Immer wieder zeigt sich bei Familienaufstellungen, dass dort Probleme entstehen, wo Systeme unvollständig sind. Das heißt, wenn Personen in einem Familiensystem nicht geachtet und gewürdigt werden.

Dabei geht es sehr oft um ’scheinbar gar nicht Dazugehörende‘. Wie z.B. die frühere Verlobte des Vaters oder den verstorbenen 1.Mann der Großmutter.
Nachfolgende Kinder und Kindeskinder entwickeln auffällige Verhaltensweisen, sogar Krankheiten oder können das Leben nicht so richtig annehmen.

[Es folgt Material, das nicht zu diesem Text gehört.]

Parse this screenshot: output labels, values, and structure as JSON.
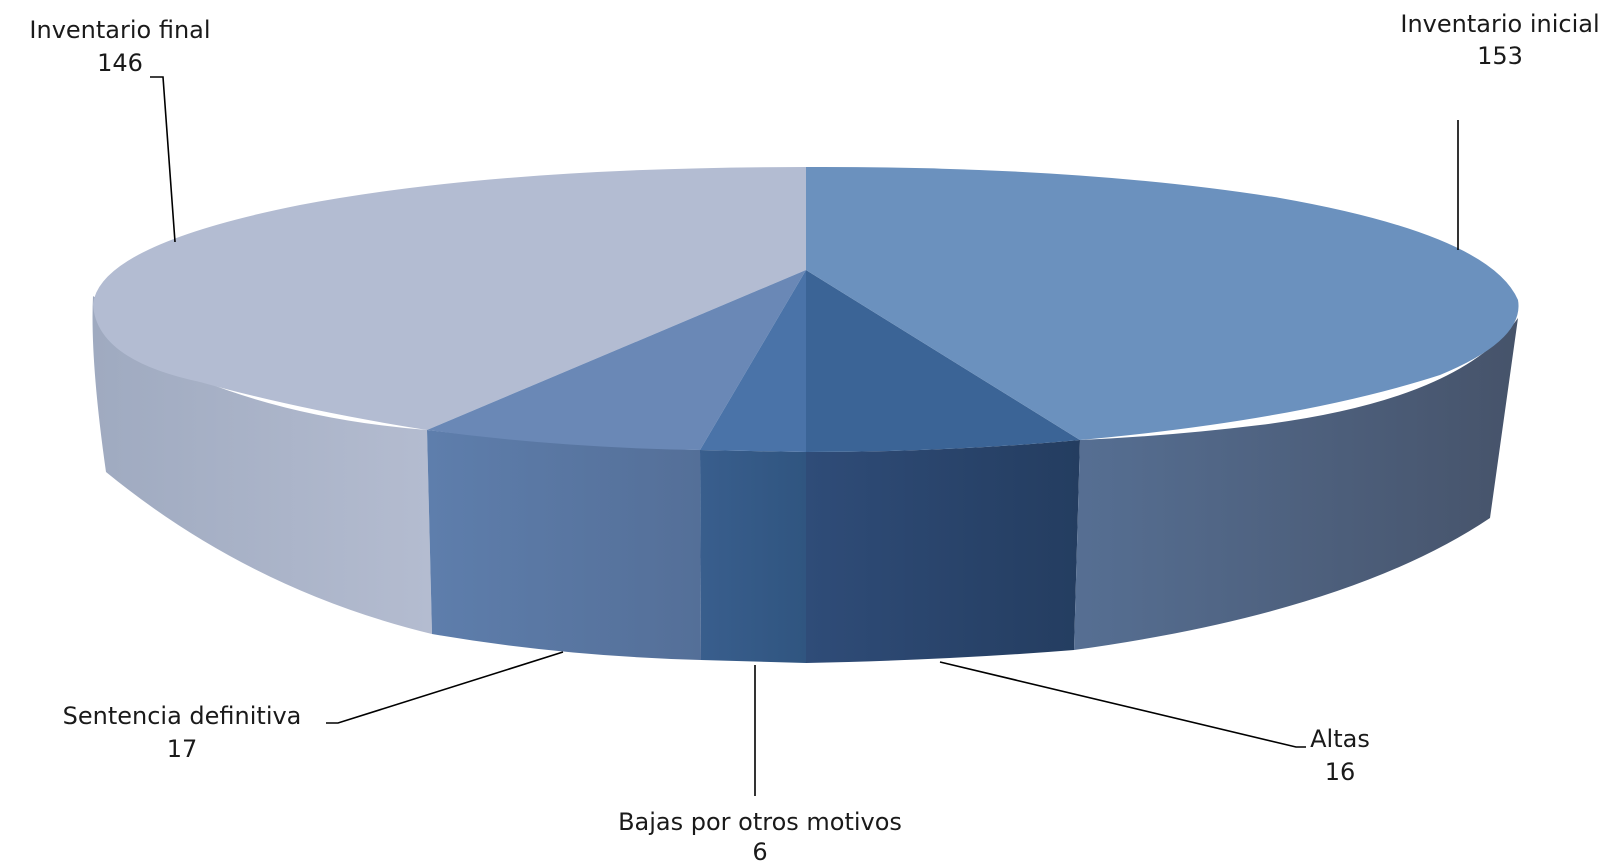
{
  "chart_data": {
    "type": "pie",
    "style": "3d",
    "slices": [
      {
        "label": "Inventario inicial",
        "value": 153,
        "color": "#6B91BE"
      },
      {
        "label": "Altas",
        "value": 16,
        "color": "#3B6496"
      },
      {
        "label": "Bajas por otros motivos",
        "value": 6,
        "color": "#4A73A8"
      },
      {
        "label": "Sentencia definitiva",
        "value": 17,
        "color": "#6A88B6"
      },
      {
        "label": "Inventario final",
        "value": 146,
        "color": "#B3BCD2"
      }
    ],
    "legend": "none",
    "data_labels": "outside-with-leader-lines"
  }
}
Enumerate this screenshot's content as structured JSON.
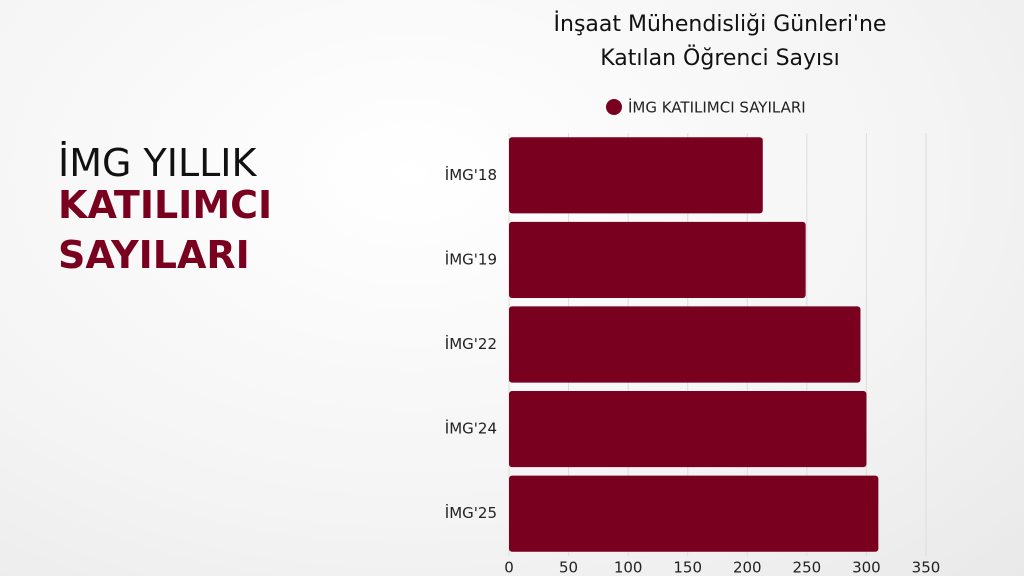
{
  "slide_heading": [
    "İMG YILLIK",
    "KATILIMCI",
    "SAYILARI"
  ],
  "chart_data": {
    "type": "hbar",
    "title": "İnşaat Mühendisliği Günleri'ne Katılan Öğrenci Sayısı",
    "categories": [
      "İMG'18",
      "İMG'19",
      "İMG'22",
      "İMG'24",
      "İMG'25"
    ],
    "series": [
      {
        "name": "İMG KATILIMCI SAYILARI",
        "color": "#7a0020",
        "values": [
          213,
          249,
          295,
          300,
          310
        ]
      }
    ],
    "xlim": [
      0,
      350
    ],
    "xticks": [
      0,
      50,
      100,
      150,
      200,
      250,
      300,
      350
    ],
    "grid": true,
    "legend": "top"
  }
}
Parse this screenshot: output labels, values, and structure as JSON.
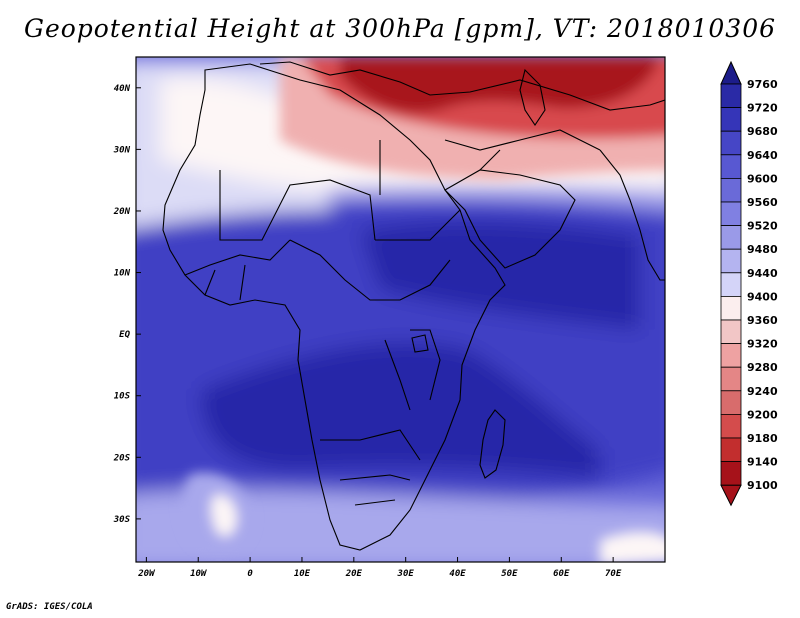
{
  "title": "Geopotential Height at 300hPa [gpm], VT: 2018010306",
  "footer": "GrADS: IGES/COLA",
  "colors": {
    "red_dark": "#a8141c",
    "red": "#d84a4e",
    "red_light": "#f0b0b0",
    "white": "#fdf6f6",
    "lav_light": "#dcdcf6",
    "lav": "#a8a8ec",
    "blue_mid": "#6464d8",
    "blue": "#4040c4",
    "blue_dark": "#2828a8",
    "navy": "#1a1a8c"
  },
  "map": {
    "lon_range": [
      -22,
      80
    ],
    "lat_range": [
      -37,
      45
    ],
    "x_ticks": [
      {
        "value": -20,
        "label": "20W"
      },
      {
        "value": -10,
        "label": "10W"
      },
      {
        "value": 0,
        "label": "0"
      },
      {
        "value": 10,
        "label": "10E"
      },
      {
        "value": 20,
        "label": "20E"
      },
      {
        "value": 30,
        "label": "30E"
      },
      {
        "value": 40,
        "label": "40E"
      },
      {
        "value": 50,
        "label": "50E"
      },
      {
        "value": 60,
        "label": "60E"
      },
      {
        "value": 70,
        "label": "70E"
      }
    ],
    "y_ticks": [
      {
        "value": 40,
        "label": "40N"
      },
      {
        "value": 30,
        "label": "30N"
      },
      {
        "value": 20,
        "label": "20N"
      },
      {
        "value": 10,
        "label": "10N"
      },
      {
        "value": 0,
        "label": "EQ"
      },
      {
        "value": -10,
        "label": "10S"
      },
      {
        "value": -20,
        "label": "20S"
      },
      {
        "value": -30,
        "label": "30S"
      }
    ]
  },
  "colorbar": {
    "levels": [
      "9760",
      "9720",
      "9680",
      "9640",
      "9600",
      "9560",
      "9520",
      "9480",
      "9440",
      "9400",
      "9360",
      "9320",
      "9280",
      "9240",
      "9200",
      "9180",
      "9140",
      "9100"
    ],
    "colors": [
      "#1c1c8a",
      "#2a2aa6",
      "#3535b8",
      "#4646c6",
      "#5858d2",
      "#6a6ad8",
      "#8080e2",
      "#9a9ae8",
      "#b4b4f0",
      "#d4d4f8",
      "#fbeeee",
      "#f2c6c6",
      "#eea2a2",
      "#e48686",
      "#d86c6c",
      "#d44c4c",
      "#c22e2e",
      "#a6121a"
    ]
  }
}
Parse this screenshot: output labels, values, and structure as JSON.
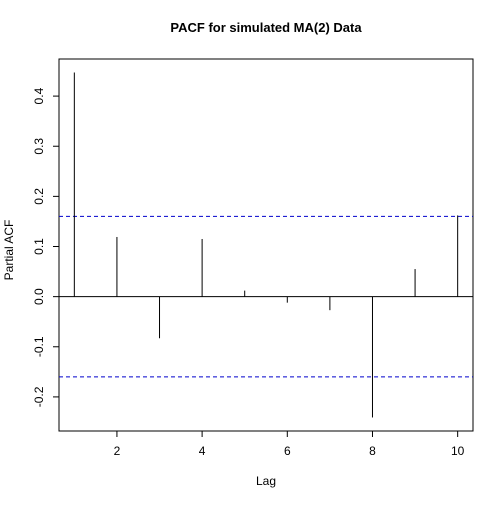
{
  "chart_data": {
    "type": "bar",
    "title": "PACF for simulated MA(2) Data",
    "xlabel": "Lag",
    "ylabel": "Partial ACF",
    "x": [
      1,
      2,
      3,
      4,
      5,
      6,
      7,
      8,
      9,
      10
    ],
    "values": [
      0.447,
      0.119,
      -0.083,
      0.115,
      0.012,
      -0.012,
      -0.027,
      -0.241,
      0.055,
      0.162
    ],
    "xlim": [
      0.64,
      10.36
    ],
    "ylim": [
      -0.268,
      0.474
    ],
    "xticks": [
      2,
      4,
      6,
      8,
      10
    ],
    "xtick_labels": [
      "2",
      "4",
      "6",
      "8",
      "10"
    ],
    "yticks": [
      -0.2,
      -0.1,
      0.0,
      0.1,
      0.2,
      0.3,
      0.4
    ],
    "ytick_labels": [
      "-0.2",
      "-0.1",
      "0.0",
      "0.1",
      "0.2",
      "0.3",
      "0.4"
    ],
    "confidence_bound": 0.16,
    "colors": {
      "bars": "#000000",
      "zero_line": "#000000",
      "confidence": "#0000cc"
    },
    "grid": false,
    "legend": "none"
  }
}
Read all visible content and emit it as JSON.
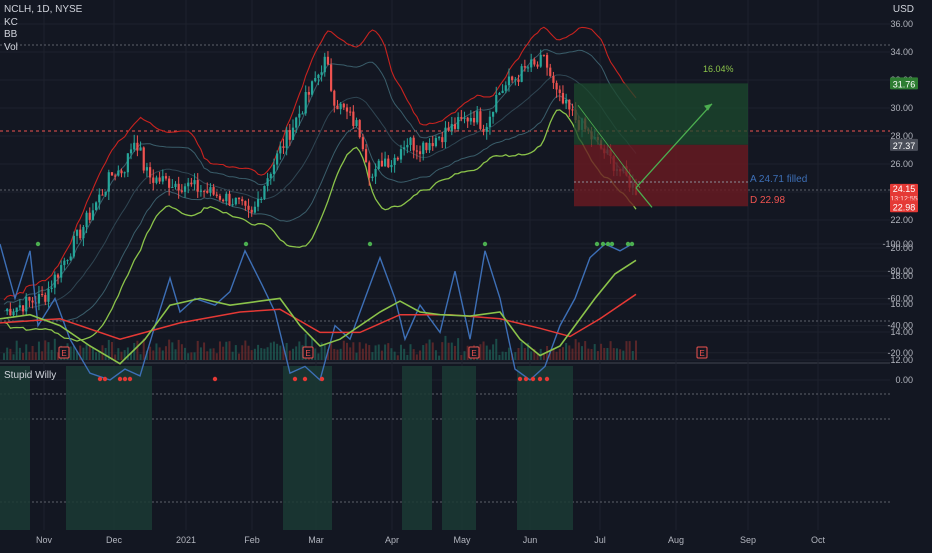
{
  "header": {
    "symbol_line": "NCLH, 1D, NYSE",
    "indicators": [
      "KC",
      "BB",
      "Vol"
    ],
    "currency": "USD"
  },
  "lower_pane": {
    "title": "Stupid Willy"
  },
  "price_axis": {
    "ticks": [
      "36.00",
      "34.00",
      "32.00",
      "30.00",
      "28.00",
      "26.00",
      "24.00",
      "22.00",
      "20.00",
      "18.00",
      "16.00",
      "14.00",
      "12.00"
    ]
  },
  "osc_axis": {
    "ticks": [
      "0.00",
      "-20.00",
      "-40.00",
      "-60.00",
      "-80.00",
      "-100.00"
    ]
  },
  "time_axis": {
    "labels": [
      "Nov",
      "Dec",
      "2021",
      "Feb",
      "Mar",
      "Apr",
      "May",
      "Jun",
      "Jul",
      "Aug",
      "Sep",
      "Oct"
    ]
  },
  "earnings_marker": "E",
  "price_badges": {
    "green": "31.76",
    "grey": "27.37",
    "red_top": "24.15",
    "red_sub": "13:12:55",
    "red_bottom": "22.98"
  },
  "annotations": {
    "target_pct": "16.04%",
    "entry_label": "A 24.71 filled",
    "stop_label": "D 22.98"
  },
  "colors": {
    "background": "#131722",
    "up": "#26a69a",
    "down": "#ef5350",
    "bb_line": "#c8231f",
    "kc_line": "#8bc34a",
    "osc_fast": "#3d6fb6",
    "osc_slow": "#8bc34a",
    "osc_red": "#e53935",
    "profit_zone": "#1c4a2e",
    "loss_zone": "#6b1a22"
  },
  "chart_data": {
    "type": "line",
    "symbol": "NCLH",
    "timeframe": "1D",
    "x": [
      "Nov",
      "Dec",
      "2021",
      "Feb",
      "Mar",
      "Apr",
      "May",
      "Jun",
      "Jul"
    ],
    "series": [
      {
        "values": [
          16.5,
          25.5,
          24.5,
          23.0,
          32.0,
          26.0,
          29.0,
          33.0,
          24.2
        ]
      }
    ],
    "ylim": [
      12,
      36
    ],
    "trade_levels": {
      "target": 31.76,
      "entry": 24.71,
      "stop": 22.98,
      "current": 24.15
    },
    "oscillator": {
      "ylim": [
        -100,
        0
      ]
    }
  }
}
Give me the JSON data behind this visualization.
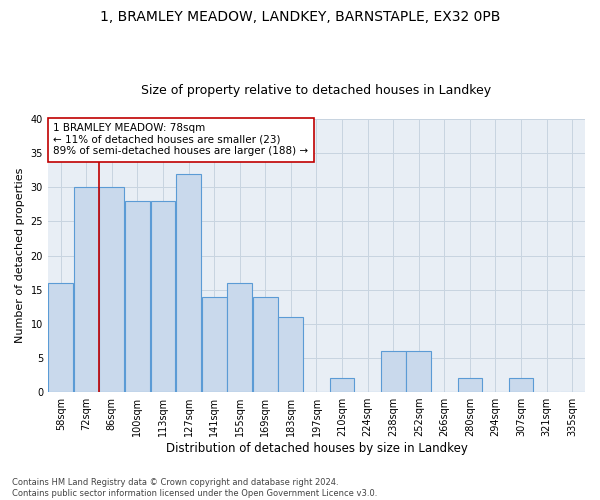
{
  "title1": "1, BRAMLEY MEADOW, LANDKEY, BARNSTAPLE, EX32 0PB",
  "title2": "Size of property relative to detached houses in Landkey",
  "xlabel": "Distribution of detached houses by size in Landkey",
  "ylabel": "Number of detached properties",
  "categories": [
    "58sqm",
    "72sqm",
    "86sqm",
    "100sqm",
    "113sqm",
    "127sqm",
    "141sqm",
    "155sqm",
    "169sqm",
    "183sqm",
    "197sqm",
    "210sqm",
    "224sqm",
    "238sqm",
    "252sqm",
    "266sqm",
    "280sqm",
    "294sqm",
    "307sqm",
    "321sqm",
    "335sqm"
  ],
  "values": [
    16,
    30,
    30,
    28,
    28,
    32,
    14,
    16,
    14,
    11,
    0,
    2,
    0,
    6,
    6,
    0,
    2,
    0,
    2,
    0,
    0
  ],
  "bar_color": "#c9d9ec",
  "bar_edge_color": "#5b9bd5",
  "bar_linewidth": 0.8,
  "vline_x": 1.5,
  "vline_color": "#c00000",
  "annotation_text": "1 BRAMLEY MEADOW: 78sqm\n← 11% of detached houses are smaller (23)\n89% of semi-detached houses are larger (188) →",
  "annotation_box_color": "white",
  "annotation_box_edge": "#c00000",
  "ylim": [
    0,
    40
  ],
  "yticks": [
    0,
    5,
    10,
    15,
    20,
    25,
    30,
    35,
    40
  ],
  "grid_color": "#c8d4e0",
  "bg_color": "#e8eef5",
  "footnote": "Contains HM Land Registry data © Crown copyright and database right 2024.\nContains public sector information licensed under the Open Government Licence v3.0.",
  "title1_fontsize": 10,
  "title2_fontsize": 9,
  "xlabel_fontsize": 8.5,
  "ylabel_fontsize": 8,
  "tick_fontsize": 7,
  "annot_fontsize": 7.5,
  "footnote_fontsize": 6
}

Völlig überrascht sind die Klienten dann, wenn sich in einer Familienaufstellung die Ursache herausstellt. Und mit dem Hereinnehmen des bisher nicht geachteten Menschen in das innere Bild und Bewusstsein wird das System vollständig.

Ob dieser Prozess gelungen ist, wird sehr schnell deutlich. Der Klient fühlt tiefe Dankbarkeit, große innere Ruhe und eine von innen heraus kommende Kraft.

Und ob diese Aufstellung mit Personen als Stellvertretern bei Aufstellungsgruppen oder in der Einzelarbeit mit Figuren oder in der Trance durchgeführt wird, er ist immer sehr wirksam.